Coursera Getting and Cleaning Data (getdata-104) Course Project.

Primary LanguageR


Clean up and summarise the Human Activity Recognition Using Smartphones Dataset (Version 1.0) data set obtained from https://d396qusza40orc.cloudfront.net/getdata%2Fprojectfiles%2FUCI%20HAR%20Dataset.zip as documented at http://archive.ics.uci.edu/ml/datasets/Human+Activity+Recognition+Using+Smartphones

This data set consists of the following files

  • READEME.md
  • The document you are reading
  • run_analysys.R
  • An R script that downloads the raw data zip file if is it not present in the current working directory, unzips it and then tidies it up by combining the test and train data vertically, and the subject & activity (y) data to the main data (x). The tidy data is written to a file named "UCI_HAR_Dataset_cleaned.txt". The script then produces a summary of the tidy data that provides the average of each variable for each activity and subject. The summary file is named "UCI_HAR_Dataset_summary.txt".
  • CodeBook.md
  • This provides details of the data that is included in the summary file and the steps that were taken to produce it.

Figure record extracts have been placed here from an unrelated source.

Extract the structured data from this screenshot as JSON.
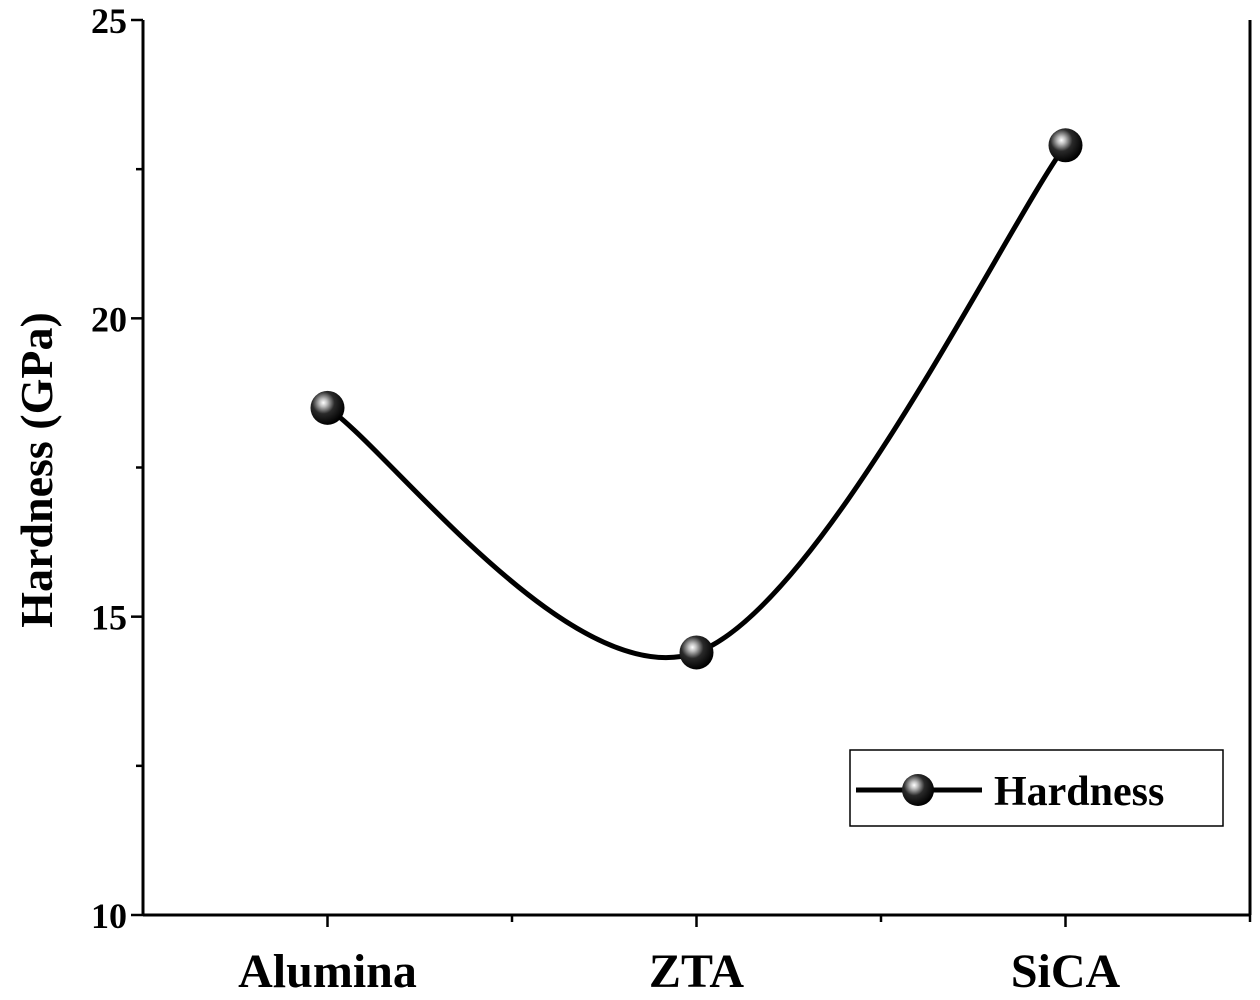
{
  "chart_data": {
    "type": "line",
    "categories": [
      "Alumina",
      "ZTA",
      "SiCA"
    ],
    "series": [
      {
        "name": "Hardness",
        "values": [
          18.5,
          14.4,
          22.9
        ]
      }
    ],
    "title": "",
    "xlabel": "",
    "ylabel": "Hardness (GPa)",
    "ylim": [
      10,
      25
    ],
    "yticks": [
      10,
      15,
      20,
      25
    ],
    "y_minor_step": 2.5,
    "grid": false,
    "smooth": true,
    "legend": {
      "position": "bottom-right"
    },
    "line_color": "#000000",
    "marker": "sphere"
  }
}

To execute the script from the current working directory you should enter source("run_analysys.R"). If the source data file "UCI_HAR_Dataset.zip" is not present in the current working directory it will be downloaded.

The summary data produced by the script can be read into R from the current directory with the command read.table("UCI_HAR_Dataset_summary.txt", header=TRUE)

Important: This script always works with the zip file. If the unzipped directory is present it will be deleted at the commencement of the script and replaced with the contents of the zip file.